You Don’t Need to Be a Nobel Prize Winner to Get a Nobel Prize

May 23, 2016, 9:44 PM UTC
The gold replica of the Nobel medal is o
Photo by Deshakalyan Chowdhury — AFP via Getty Images

Theoretical physicist Dr. Kenneth Wilson was awarded a Nobel medal in 1982 for his work in condensed physics. On May 26 it will be awarded to the highest bidder.

Wilson’s 18 karat gold medal is being auctioned off by Nate D. Sanders Auctions. According to the auction house’s description, it will be auctioned off in its original case, which is stamped with Dr.

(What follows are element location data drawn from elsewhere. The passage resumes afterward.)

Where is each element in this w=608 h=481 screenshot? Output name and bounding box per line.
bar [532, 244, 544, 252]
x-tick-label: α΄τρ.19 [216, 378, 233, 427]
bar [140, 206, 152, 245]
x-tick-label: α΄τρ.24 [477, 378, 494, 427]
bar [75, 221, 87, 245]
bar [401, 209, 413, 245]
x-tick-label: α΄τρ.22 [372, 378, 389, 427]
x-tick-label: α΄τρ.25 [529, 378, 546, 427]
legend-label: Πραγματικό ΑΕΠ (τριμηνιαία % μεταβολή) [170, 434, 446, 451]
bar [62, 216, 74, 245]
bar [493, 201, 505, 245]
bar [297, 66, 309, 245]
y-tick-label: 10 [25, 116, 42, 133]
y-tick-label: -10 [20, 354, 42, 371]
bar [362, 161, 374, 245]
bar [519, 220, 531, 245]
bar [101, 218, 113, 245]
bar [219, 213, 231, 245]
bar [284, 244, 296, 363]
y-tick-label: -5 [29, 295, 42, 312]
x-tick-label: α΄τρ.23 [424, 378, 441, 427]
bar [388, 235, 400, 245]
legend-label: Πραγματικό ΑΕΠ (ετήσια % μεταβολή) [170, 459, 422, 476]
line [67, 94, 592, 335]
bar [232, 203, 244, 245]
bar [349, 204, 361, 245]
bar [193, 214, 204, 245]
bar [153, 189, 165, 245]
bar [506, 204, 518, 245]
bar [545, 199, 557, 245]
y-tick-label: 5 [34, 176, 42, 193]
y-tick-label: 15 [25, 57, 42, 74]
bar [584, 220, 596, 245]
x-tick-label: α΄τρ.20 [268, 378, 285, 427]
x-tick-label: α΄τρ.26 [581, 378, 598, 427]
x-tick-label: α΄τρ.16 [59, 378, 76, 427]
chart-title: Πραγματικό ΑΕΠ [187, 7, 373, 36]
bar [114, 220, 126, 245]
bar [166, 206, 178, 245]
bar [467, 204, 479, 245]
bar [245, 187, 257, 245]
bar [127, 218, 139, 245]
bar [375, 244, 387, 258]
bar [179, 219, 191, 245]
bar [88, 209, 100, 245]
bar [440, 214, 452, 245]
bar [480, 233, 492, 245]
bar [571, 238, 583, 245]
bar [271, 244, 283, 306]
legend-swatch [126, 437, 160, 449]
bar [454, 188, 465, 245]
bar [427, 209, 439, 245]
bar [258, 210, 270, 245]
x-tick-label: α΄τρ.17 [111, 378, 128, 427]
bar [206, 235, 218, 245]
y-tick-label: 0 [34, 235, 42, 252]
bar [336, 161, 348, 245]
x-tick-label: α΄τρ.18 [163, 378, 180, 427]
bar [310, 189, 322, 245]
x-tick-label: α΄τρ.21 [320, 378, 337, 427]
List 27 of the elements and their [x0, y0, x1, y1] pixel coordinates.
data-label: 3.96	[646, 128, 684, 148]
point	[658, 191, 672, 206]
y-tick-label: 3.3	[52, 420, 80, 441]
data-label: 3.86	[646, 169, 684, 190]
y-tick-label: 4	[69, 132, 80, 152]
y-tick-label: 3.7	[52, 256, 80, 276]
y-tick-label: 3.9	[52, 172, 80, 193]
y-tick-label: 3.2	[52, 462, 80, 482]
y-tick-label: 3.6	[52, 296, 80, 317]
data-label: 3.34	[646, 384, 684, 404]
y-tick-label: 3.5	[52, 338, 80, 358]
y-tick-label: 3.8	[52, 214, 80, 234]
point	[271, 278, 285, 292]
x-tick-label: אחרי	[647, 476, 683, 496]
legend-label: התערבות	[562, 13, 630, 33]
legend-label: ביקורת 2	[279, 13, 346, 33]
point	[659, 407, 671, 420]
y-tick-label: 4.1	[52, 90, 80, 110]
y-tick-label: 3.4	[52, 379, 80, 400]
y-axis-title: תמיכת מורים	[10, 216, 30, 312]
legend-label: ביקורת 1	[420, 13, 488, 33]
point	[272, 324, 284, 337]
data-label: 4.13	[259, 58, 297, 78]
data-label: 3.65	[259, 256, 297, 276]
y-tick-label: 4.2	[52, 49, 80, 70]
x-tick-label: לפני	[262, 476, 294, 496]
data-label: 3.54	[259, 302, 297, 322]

Wilson’s name, and alongside a letter of authenticity by the late physicist’s widow, Alison Brown. The minimum bid is set at $450,000.

This will be the 19th Nobel prize to be auctioned off. The first was a Nobel Peace Prize originally awarded to William Randal Cremer, and was sold in 1985 by Sotheby’s for $17,440.

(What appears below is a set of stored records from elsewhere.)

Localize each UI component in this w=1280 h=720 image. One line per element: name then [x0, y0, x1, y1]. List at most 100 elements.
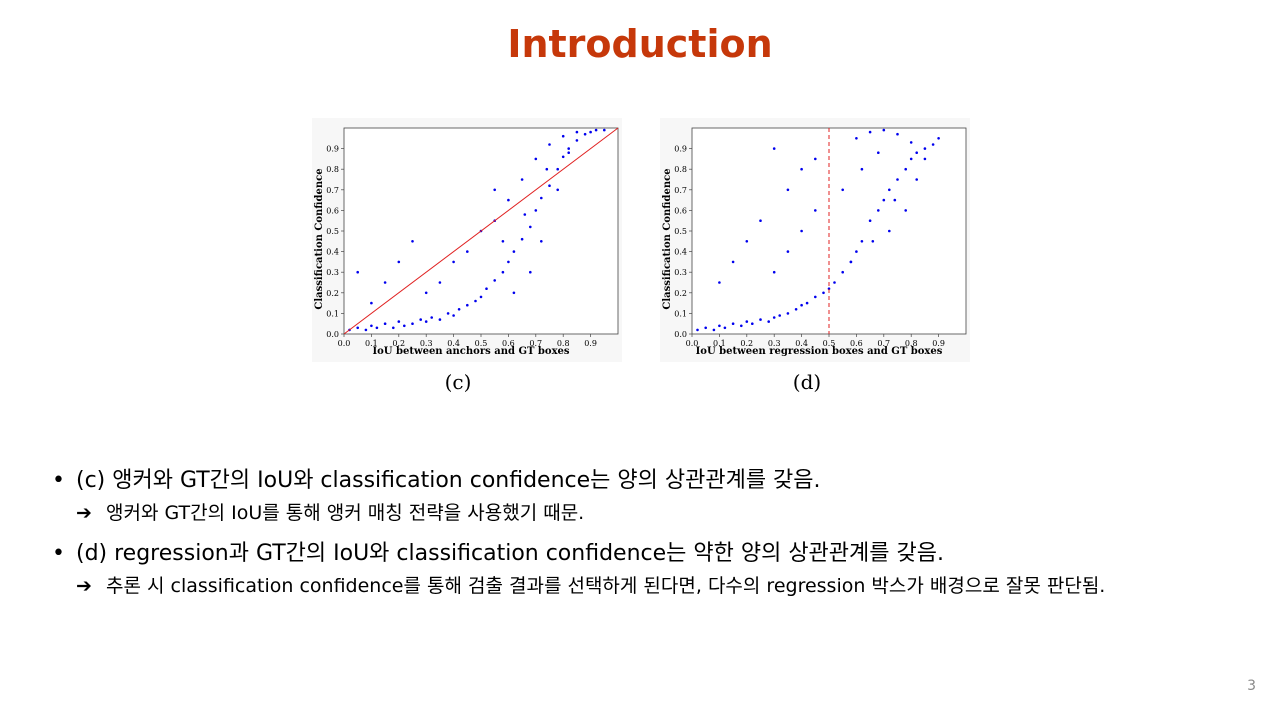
- x-tick-label: 0.5: [475, 339, 488, 348]
- data-point: [814, 295, 817, 299]
- bullet-text-d: (d) regression과 GT간의 IoU와 classification…: [76, 541, 944, 566]
- y-tick-label: 0.9: [674, 145, 687, 154]
- data-point: [827, 287, 831, 290]
- data-point: [466, 250, 469, 253]
- x-tick-label: 0.0: [338, 339, 351, 348]
- data-point: [603, 128, 606, 132]
- x-tick-label: 0.6: [502, 339, 515, 348]
- x-axis-label: IoU between anchors and GT boxes: [372, 346, 569, 357]
- slide-title: Introduction: [507, 22, 773, 66]
- y-tick-label: 0.3: [326, 268, 339, 277]
- data-point: [855, 250, 858, 253]
- x-tick-label: 0.7: [877, 339, 890, 348]
- data-point: [501, 270, 505, 274]
- data-point: [452, 314, 455, 317]
- data-point: [772, 316, 776, 319]
- bullet-text-c: (c) 앵커와 GT간의 IoU와 classification confide…: [76, 468, 821, 493]
- data-point: [745, 240, 749, 243]
- data-point: [529, 270, 532, 274]
- x-tick-label: 0.3: [768, 339, 781, 348]
- data-point: [438, 318, 442, 321]
- data-point: [712, 328, 716, 332]
- data-point: [457, 308, 461, 311]
- x-tick-label: 0.8: [557, 339, 570, 348]
- y-tick-label: 0.9: [326, 145, 339, 154]
- x-tick-label: 0.1: [713, 339, 726, 348]
- data-point: [909, 157, 913, 161]
- data-point: [493, 188, 496, 192]
- data-point: [923, 147, 927, 150]
- data-point: [424, 320, 428, 323]
- data-point: [841, 188, 844, 192]
- data-point: [411, 240, 414, 243]
- y-tick-label: 0.5: [326, 227, 339, 236]
- data-point: [561, 134, 565, 138]
- data-point: [860, 240, 864, 243]
- data-point: [545, 167, 549, 171]
- y-tick-label: 0.8: [674, 165, 687, 174]
- sub-bullet-d: ➔ 추론 시 classification confidence를 통해 검출 …: [76, 573, 1228, 600]
- x-tick-label: 0.0: [686, 339, 699, 348]
- data-point: [520, 237, 524, 241]
- x-tick-label: 0.4: [795, 339, 808, 348]
- data-point: [904, 167, 907, 171]
- data-point: [589, 130, 592, 134]
- data-point: [814, 209, 817, 212]
- data-point: [575, 139, 579, 142]
- data-point: [534, 209, 538, 212]
- data-point: [512, 291, 516, 295]
- y-tick-label: 0.0: [674, 330, 687, 339]
- y-tick-label: 0.2: [674, 289, 687, 298]
- data-point: [534, 157, 538, 161]
- data-point: [375, 326, 379, 330]
- data-point: [915, 151, 918, 154]
- data-point: [370, 301, 373, 305]
- data-point: [937, 137, 940, 140]
- data-point: [392, 326, 395, 330]
- data-point: [759, 318, 762, 321]
- x-tick-label: 0.2: [392, 339, 405, 348]
- figure-caption-c: (c): [444, 370, 472, 394]
- x-tick-label: 0.9: [932, 339, 945, 348]
- y-tick-label: 0.4: [326, 248, 339, 257]
- data-point: [731, 322, 735, 325]
- data-point: [507, 260, 510, 264]
- data-point: [523, 213, 527, 216]
- data-point: [833, 281, 836, 284]
- data-point: [868, 130, 872, 134]
- y-tick-label: 0.6: [326, 206, 339, 215]
- scatter-plot-c: 0.0 0.1 0.2 0.3 0.4 0.5 0.6 0.7 0.8 0.9 0.0 0.1 0.2 0…: [312, 118, 622, 362]
- scatter-plot-d: 0.0 0.1 0.2 0.3 0.4 0.5 0.6 0.7 0.8 0.9 0.0 0.1 0.2 0…: [660, 118, 970, 362]
- data-point: [383, 281, 387, 284]
- data-point: [594, 128, 598, 132]
- data-point: [896, 178, 899, 181]
- data-point: [540, 196, 543, 200]
- data-point: [731, 260, 735, 264]
- data-point: [877, 209, 880, 212]
- data-point: [767, 320, 770, 323]
- data-point: [718, 324, 721, 328]
- data-point: [751, 322, 754, 325]
- data-point: [397, 260, 401, 264]
- y-tick-label: 0.8: [326, 165, 339, 174]
- data-point: [501, 240, 505, 243]
- x-tick-label: 0.1: [365, 339, 378, 348]
- data-point: [772, 270, 776, 274]
- data-point: [882, 198, 886, 202]
- data-point: [909, 141, 913, 144]
- figure-caption-d: (d): [792, 370, 822, 394]
- data-point: [507, 198, 510, 202]
- data-point: [474, 299, 477, 303]
- data-point: [778, 314, 781, 317]
- data-point: [882, 128, 886, 132]
- data-point: [430, 316, 433, 319]
- scatter-plot-c-svg: 0.0 0.1 0.2 0.3 0.4 0.5 0.6 0.7 0.8 0.9 0.0 0.1 0.2 0…: [312, 118, 622, 362]
- data-point: [411, 322, 414, 325]
- data-point: [397, 320, 401, 323]
- data-point: [704, 326, 707, 330]
- data-point: [745, 320, 749, 323]
- y-tick-label: 0.6: [674, 206, 687, 215]
- x-axis-label: IoU between regression boxes and GT boxe…: [696, 346, 943, 357]
- data-point: [800, 229, 803, 233]
- data-point: [893, 198, 897, 202]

The most expensive Nobel prize fetched over $4 million. It had been awarded to James Watson, Francis Crick, and Maurine Wilkins in 1962 for discovering the double helix structure of DNA, and was bought by Russian billionaire Alisher Usmanov.


The Guardian reported that Usmanov ended up returning the medal to Watson, saying that a situation in which a laureate has to sell his prize is “unacceptable.” He requested that proceeds go towards institutions that had “nurtured him,” including the universities of Cambridge, Chicago, and Indiana.